BT has signed a deal with OnLive, a so-called cloud-gaming firm, their idea being that consoles are a thing of the past and games should be played on hosted (cloud based) servers and the game experience delivered directly to the player’s screen without the need for a console.

Now, before you laugh (I did!) BT are already talking about rolling out 20Mbit based copper broadband, and over the last couple of days have announced they will be providing fiber connections to residential customers in urban locations at 100Mbit(+) speeds. They are proposing that the game output would be transmitted to the player as a video stream, and even at full HD (1080p) this is only 5Mbit/sec … so you would end up with zero latency between players (everyone is playing on the same server), and assuming no broadband faults or traffic problems, perfectly smooth HD displays.
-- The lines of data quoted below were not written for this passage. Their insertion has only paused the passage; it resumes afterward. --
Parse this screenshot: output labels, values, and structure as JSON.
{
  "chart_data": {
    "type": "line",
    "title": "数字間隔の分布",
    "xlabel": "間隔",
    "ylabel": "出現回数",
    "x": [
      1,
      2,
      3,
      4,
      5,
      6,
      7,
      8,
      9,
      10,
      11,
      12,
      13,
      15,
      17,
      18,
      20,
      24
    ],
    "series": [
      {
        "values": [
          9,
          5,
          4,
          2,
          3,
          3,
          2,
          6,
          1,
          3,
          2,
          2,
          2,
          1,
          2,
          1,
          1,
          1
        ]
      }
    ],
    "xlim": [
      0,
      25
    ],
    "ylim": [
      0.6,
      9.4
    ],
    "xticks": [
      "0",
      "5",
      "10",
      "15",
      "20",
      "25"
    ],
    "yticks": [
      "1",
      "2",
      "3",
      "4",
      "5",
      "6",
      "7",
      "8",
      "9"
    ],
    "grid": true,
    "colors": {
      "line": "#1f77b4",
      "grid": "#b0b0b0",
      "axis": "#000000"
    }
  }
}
It sort of sounds feasible (!)

“What about the games ?”

Apparently OnLine already have Metro 2033, Mass Effect 2 and Borderlands in their catalogue … all fairly respectable games!

Note; for this sort of setup there’s a hell of a lot of scope for processing game output using dedicated / custom ASIC chips which means high spec graphics chipsets and egg-frying consoles would be a thing of the past. As the owner of 4 defunct XBox units, this can’t be all bad!

You can take a look at OnLive at http://www.onlive.com, they do look pretty impressive.

Will be interesting to see if this takes off, but OnLive have been pushing this idea for ages now and nothing much has happened, and I seem to remember them saying “we’re about to do a big deal” a few times in the past… I’m not convinced by it, but I’m happy to be proven wrong.

An article I read about a year ago gives some fairly convincing arguments as to why this won’t work:
http://www.eurogamer.net/articles/gdc-why-onlive-cant-possibly-work-article
I think connection speeds are going in the right direction, but the sheer horsepower needed for the graphics and compression of say a million connections is at present and for the foreseeable future beyond centralization… Considering the idea has been around for a while now, I figure if it was possible it would already be part of Xbox Live, Redmond have been trying to get you to buy all your games through them for ages… Fits perfectly with their “Market Domination” philosophy. :wink:

In which case, this is the link for you …
http://www.btplc.com/News/Articles/Showarticle.cfm?ArticleID=F74B827A-E7B2-4BE9-B77E-923B6E001B81

I didn’t mean that the deal with BT won’t go through, I wonder how much a 2.6% shareholding is going to cost them… I wouldn’t think much more than an advertising campaign… seems more like a gimmick to me though, on the back of which BT will hope to sell more BT Vision boxes… I just reckon that ATM the cost of hardware that would be up to the job would be prohibitively expensive and if the idea was viable, M$ would have “appropriated”/bought/sabotaged it… as is their way. :slight_smile:

Sony on the other hand would simply ignore the competition, continue to tell everyone that the PS4 will be better, release it a year late, over priced… and then proceed to remove its ability to play games.

The idea is one you could easily buy into… High end games on a cheap a** laptop etc… who doesn’t want that to come true.

This decades DeLorean Motor Company ??

Mark Greaves.
Managing Director.
Cynics’R’Us :wink:

Well…it seems BT were wrong!

Considering the recent Announcements from the big console manufacturers.

I should talk. I still have a Sega Megadrive. I have disk with the roms on but it only works with MS Dos (Dos box) I think.